Veeam hasn’t acquired CT4 but simply purchased the Cirrus platform. Looking back at the history of CT4, we believe the company may be in the process of rebranding as a consultancy company rather than a products company, so the sale of Cirrus to Veeam is a natural fit.
BaaS
As we highlighted only a few weeks ago, Veeam had no BaaS offering for customers and invested in Alcion, a start-up run by a team that sold Kasten to Veeam a few years ago. So, does this make the new Cirrus service a stopgap prior to the “significant enhancements” coming in Q1 2024, or is Veeam betting on two horses with Cirrus and Alcion to see which comes out the winner?
The Architect’s View®
Venture Capitalists and businesses bet on multiple solutions all the time. It isn’t always obvious what companies will win out in new and complex markets. Having a stake in each start-up can hedge against being a loser and gaining nothing.

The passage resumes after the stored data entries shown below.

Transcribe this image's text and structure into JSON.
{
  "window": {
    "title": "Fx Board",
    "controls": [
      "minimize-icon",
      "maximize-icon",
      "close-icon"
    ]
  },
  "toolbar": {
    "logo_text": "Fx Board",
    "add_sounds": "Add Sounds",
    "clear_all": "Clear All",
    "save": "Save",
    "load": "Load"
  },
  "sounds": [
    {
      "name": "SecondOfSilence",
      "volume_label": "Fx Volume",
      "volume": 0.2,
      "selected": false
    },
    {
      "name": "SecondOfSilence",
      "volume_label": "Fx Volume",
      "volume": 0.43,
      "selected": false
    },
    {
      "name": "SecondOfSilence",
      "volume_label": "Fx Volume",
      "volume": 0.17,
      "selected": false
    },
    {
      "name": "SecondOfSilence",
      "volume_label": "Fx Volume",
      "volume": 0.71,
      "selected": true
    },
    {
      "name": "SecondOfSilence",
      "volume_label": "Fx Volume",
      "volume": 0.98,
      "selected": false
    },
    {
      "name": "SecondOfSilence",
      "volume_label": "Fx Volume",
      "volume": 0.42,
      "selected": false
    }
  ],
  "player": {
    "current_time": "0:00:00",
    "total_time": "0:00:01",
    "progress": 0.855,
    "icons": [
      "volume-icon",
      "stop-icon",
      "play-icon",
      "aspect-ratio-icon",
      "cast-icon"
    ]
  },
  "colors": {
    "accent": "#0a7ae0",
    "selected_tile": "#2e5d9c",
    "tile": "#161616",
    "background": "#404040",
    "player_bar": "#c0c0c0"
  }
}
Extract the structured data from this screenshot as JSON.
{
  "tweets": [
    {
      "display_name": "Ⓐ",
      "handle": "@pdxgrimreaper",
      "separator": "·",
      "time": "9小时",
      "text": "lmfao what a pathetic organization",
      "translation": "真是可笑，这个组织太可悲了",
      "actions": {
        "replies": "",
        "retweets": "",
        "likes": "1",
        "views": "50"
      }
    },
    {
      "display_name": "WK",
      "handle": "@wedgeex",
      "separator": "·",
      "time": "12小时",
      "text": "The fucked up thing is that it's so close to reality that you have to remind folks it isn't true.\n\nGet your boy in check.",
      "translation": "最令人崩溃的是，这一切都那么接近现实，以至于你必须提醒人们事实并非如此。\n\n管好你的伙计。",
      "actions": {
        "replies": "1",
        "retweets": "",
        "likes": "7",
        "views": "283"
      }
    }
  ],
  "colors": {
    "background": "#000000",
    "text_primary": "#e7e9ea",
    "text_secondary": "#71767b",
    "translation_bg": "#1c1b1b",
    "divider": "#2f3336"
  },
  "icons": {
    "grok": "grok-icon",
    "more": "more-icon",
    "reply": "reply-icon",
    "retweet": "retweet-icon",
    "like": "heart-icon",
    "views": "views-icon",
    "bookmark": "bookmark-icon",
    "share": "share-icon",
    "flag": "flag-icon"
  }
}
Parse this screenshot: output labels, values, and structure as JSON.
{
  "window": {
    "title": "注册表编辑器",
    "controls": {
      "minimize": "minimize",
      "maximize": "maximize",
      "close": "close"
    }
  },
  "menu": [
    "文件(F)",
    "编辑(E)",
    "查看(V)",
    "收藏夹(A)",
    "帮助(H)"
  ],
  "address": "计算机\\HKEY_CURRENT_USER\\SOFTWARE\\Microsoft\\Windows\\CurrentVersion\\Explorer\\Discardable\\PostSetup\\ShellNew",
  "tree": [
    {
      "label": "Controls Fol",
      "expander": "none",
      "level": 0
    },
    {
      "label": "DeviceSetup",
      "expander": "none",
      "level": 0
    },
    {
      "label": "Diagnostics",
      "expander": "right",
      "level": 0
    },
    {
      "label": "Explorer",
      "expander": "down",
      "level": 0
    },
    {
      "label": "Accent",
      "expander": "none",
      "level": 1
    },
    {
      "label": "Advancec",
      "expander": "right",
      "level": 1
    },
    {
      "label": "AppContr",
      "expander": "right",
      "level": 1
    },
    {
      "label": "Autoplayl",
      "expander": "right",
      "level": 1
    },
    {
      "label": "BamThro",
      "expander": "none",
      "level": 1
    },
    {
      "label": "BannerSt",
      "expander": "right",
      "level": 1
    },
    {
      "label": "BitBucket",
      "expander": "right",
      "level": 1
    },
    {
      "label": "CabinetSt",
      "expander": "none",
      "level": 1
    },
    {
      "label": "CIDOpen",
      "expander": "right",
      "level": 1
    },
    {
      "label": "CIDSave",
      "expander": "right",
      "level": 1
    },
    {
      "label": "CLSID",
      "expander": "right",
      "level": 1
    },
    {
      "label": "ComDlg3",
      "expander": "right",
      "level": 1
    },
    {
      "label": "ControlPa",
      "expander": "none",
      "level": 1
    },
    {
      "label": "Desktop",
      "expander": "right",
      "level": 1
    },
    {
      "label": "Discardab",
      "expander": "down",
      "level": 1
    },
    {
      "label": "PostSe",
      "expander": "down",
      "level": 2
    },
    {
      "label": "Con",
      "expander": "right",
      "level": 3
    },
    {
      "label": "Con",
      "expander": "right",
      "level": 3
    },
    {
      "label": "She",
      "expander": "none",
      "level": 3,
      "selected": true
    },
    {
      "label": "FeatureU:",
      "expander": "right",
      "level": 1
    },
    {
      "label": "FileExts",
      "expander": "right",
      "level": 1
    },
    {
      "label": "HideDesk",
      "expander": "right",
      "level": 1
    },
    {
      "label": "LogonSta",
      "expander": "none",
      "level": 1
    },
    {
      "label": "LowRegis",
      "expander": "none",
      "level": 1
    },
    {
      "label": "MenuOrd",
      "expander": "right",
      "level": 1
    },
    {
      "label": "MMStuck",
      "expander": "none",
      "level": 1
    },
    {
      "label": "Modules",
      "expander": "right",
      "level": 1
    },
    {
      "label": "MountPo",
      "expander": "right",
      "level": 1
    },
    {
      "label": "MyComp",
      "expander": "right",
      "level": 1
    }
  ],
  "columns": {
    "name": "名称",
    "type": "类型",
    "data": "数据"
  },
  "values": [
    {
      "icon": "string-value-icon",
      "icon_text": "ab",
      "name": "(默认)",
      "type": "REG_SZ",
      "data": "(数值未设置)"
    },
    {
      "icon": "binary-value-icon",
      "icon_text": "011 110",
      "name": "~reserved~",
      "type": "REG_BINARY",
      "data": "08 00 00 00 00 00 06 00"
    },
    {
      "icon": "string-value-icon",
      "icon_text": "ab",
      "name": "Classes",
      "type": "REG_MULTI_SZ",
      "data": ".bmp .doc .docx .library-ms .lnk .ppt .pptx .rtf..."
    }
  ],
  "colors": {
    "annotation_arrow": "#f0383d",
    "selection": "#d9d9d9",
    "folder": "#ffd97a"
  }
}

However, Cirrus is not a new platform but just Veeam’s existing software packaged as a SaaS offering. The Cirrus technology doesn’t address the tens of thousands of SaaS applications in the marketplace but only provides data protection for Microsoft 365 and Azure using software already in the market today.
As a result, we see Cirrus as a stopgap technology while Veeam executes a broader strategy for SaaS data protection. This leaves us two points to consider. First, will Alcion be a future SaaS offering from Veeam once the technology has evolved to a level that enables it to support many SaaS platforms? Second, what happens to the data from the older backup systems once any new offering is in place?
This second question is perhaps the most important. In data protection, vendors rarely, if ever, bring forward old backups into new platforms. Instead, the older systems are mothballed with either some capability to restore or the plan to use a third-party service provider to restore data from media, if required.
If Veeam chops and changes solutions, can the company guarantee that historical data from 6 months, a year, or two years previously can easily be restored, if required? This question might be easier to answer for on-premises software, but what about backups in a SaaS platform that changes radically?
There’s no doubt that Veeam wants to fill the BaaS gap in its portfolio as quickly as possible. But from the customer perspective, think about where your backup data will reside and how easy it will be to access historical backups from any solution (not just Veeam) that changes direction on a regular basis.
Data protection is all about the ability to restore, so if that’s compromised, then the backups are effectively useless.